To Chairman Peterson, Vice Chair Thomas, Ranking Member Forhan, and members of the House Government Oversight Committee, thank you for this opportunity to provide opponent testimony on House Bill 100.
The ACLU of Ohio appreciates HB 100 is meant to protect Ohioans’ display of “Thin Blue Line” flags and emblems on their property when the places they live subject displays to regulations of homeowners associations, condominium associations, mobile home park operators, or private landlords. By doing this, HB 100 expands current law applicable to the United States flag, the State of Ohio flag, POW/MIA flags, and military service flags.
The ACLU of Ohio typically takes interest in these types of situations when they explicitly involve the First Amendment. That is, when there is a government actor and/or involvement restricting speech. Of course, HOAs and other entities subject to HB 100 are not government actors.
Nonetheless, the ACLU of Ohio still appreciates legal and statutory protections of speech and expression in countless situations and arenas where there is no government involvement.

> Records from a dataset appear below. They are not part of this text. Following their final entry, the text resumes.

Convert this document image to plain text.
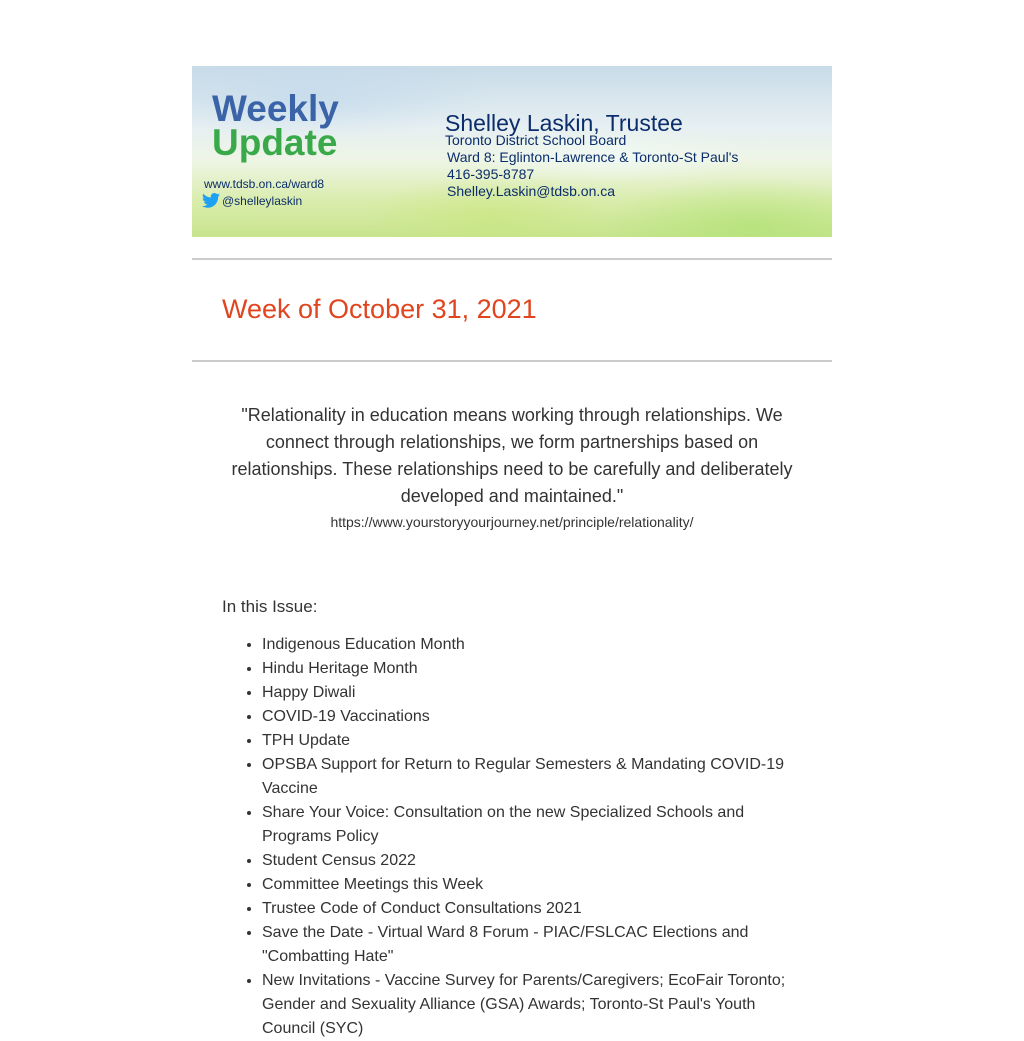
Weekly
Update
www.tdsb.on.ca/ward8
@shelleylaskin
Shelley Laskin, Trustee
Toronto District School Board
Ward 8: Eglinton-Lawrence & Toronto-St Paul's
416-395-8787
Shelley.Laskin@tdsb.on.ca
Week of October 31, 2021
"Relationality in education means working through relationships. We connect through relationships, we form partnerships based on relationships. These relationships need to be carefully and deliberately developed and maintained."
https://www.yourstoryyourjourney.net/principle/relationality/
In this Issue:
• Indigenous Education Month
• Hindu Heritage Month
• Happy Diwali
• COVID-19 Vaccinations
• TPH Update
• OPSBA Support for Return to Regular Semesters & Mandating COVID-19 Vaccine
• Share Your Voice: Consultation on the new Specialized Schools and Programs Policy
• Student Census 2022
• Committee Meetings this Week
• Trustee Code of Conduct Consultations 2021
• Save the Date - Virtual Ward 8 Forum - PIAC/FSLCAC Elections and "Combatting Hate"
• New Invitations - Vaccine Survey for Parents/Caregivers; EcoFair Toronto; Gender and Sexuality Alliance (GSA) Awards; Toronto-St Paul's Youth Council (SYC)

This includes HOAs and the other entities covered by HB 100.
I realize that all sounds contradictory; the ACLU of Ohio essentially supports legal protections for the display of Thin Blue Line flags and emblems on these properties, but is opposed to House Bill 100.
Our opposition comes not from the protection of private expression HB 100 provides, but rather the fact HB 100 protects and addresses only one type of expression, one message. When Government puts its finger on the speech scale, as it does with HB 100, it creates First Amendment problems.
It is the position of the ACLU of Ohio if the General Assembly is going to, once again, weigh into speech displays in these contexts then the statutory protection must apply to all messages and speech. If Government decides pro-law enforcement speech is worthy of statutory protection, then it cannot refuse to provide the same for speech with an opposing message in the same contexts.
Likewise, if the Government is going to involve itself in this regard, then it must provide protections for all types of messages and speech from property owners, renters, and so on, not just that speech in support of, complimenting, opposing, or questioning law enforcement.
When Government holds the keys to regulation and restriction, picking and choosing speech and expression winners is a formula fraught with numerous and identifiable problems. Government’s proper role is to facilitate free speech pursuant to its duties under the First Amendment, not to use its powers to facilitate only the speech meeting its approval.
In other words, the ACLU of Ohio would generally support legislation with widespread protections for Ohioans’ displays of expression and speech regarding HOAs, condos, and more. House Bill 100 falls far short of that. On the macro level, it protects a very narrow category of speech. On the micro level, it fails to provide identical protections for speech representing different perspectives on law enforcement. HB 100’s too narrow scope is what makes it constitutionally problematic.
For these reasons, the ACLU of Ohio encourages this committee’s rejection of House Bill 100.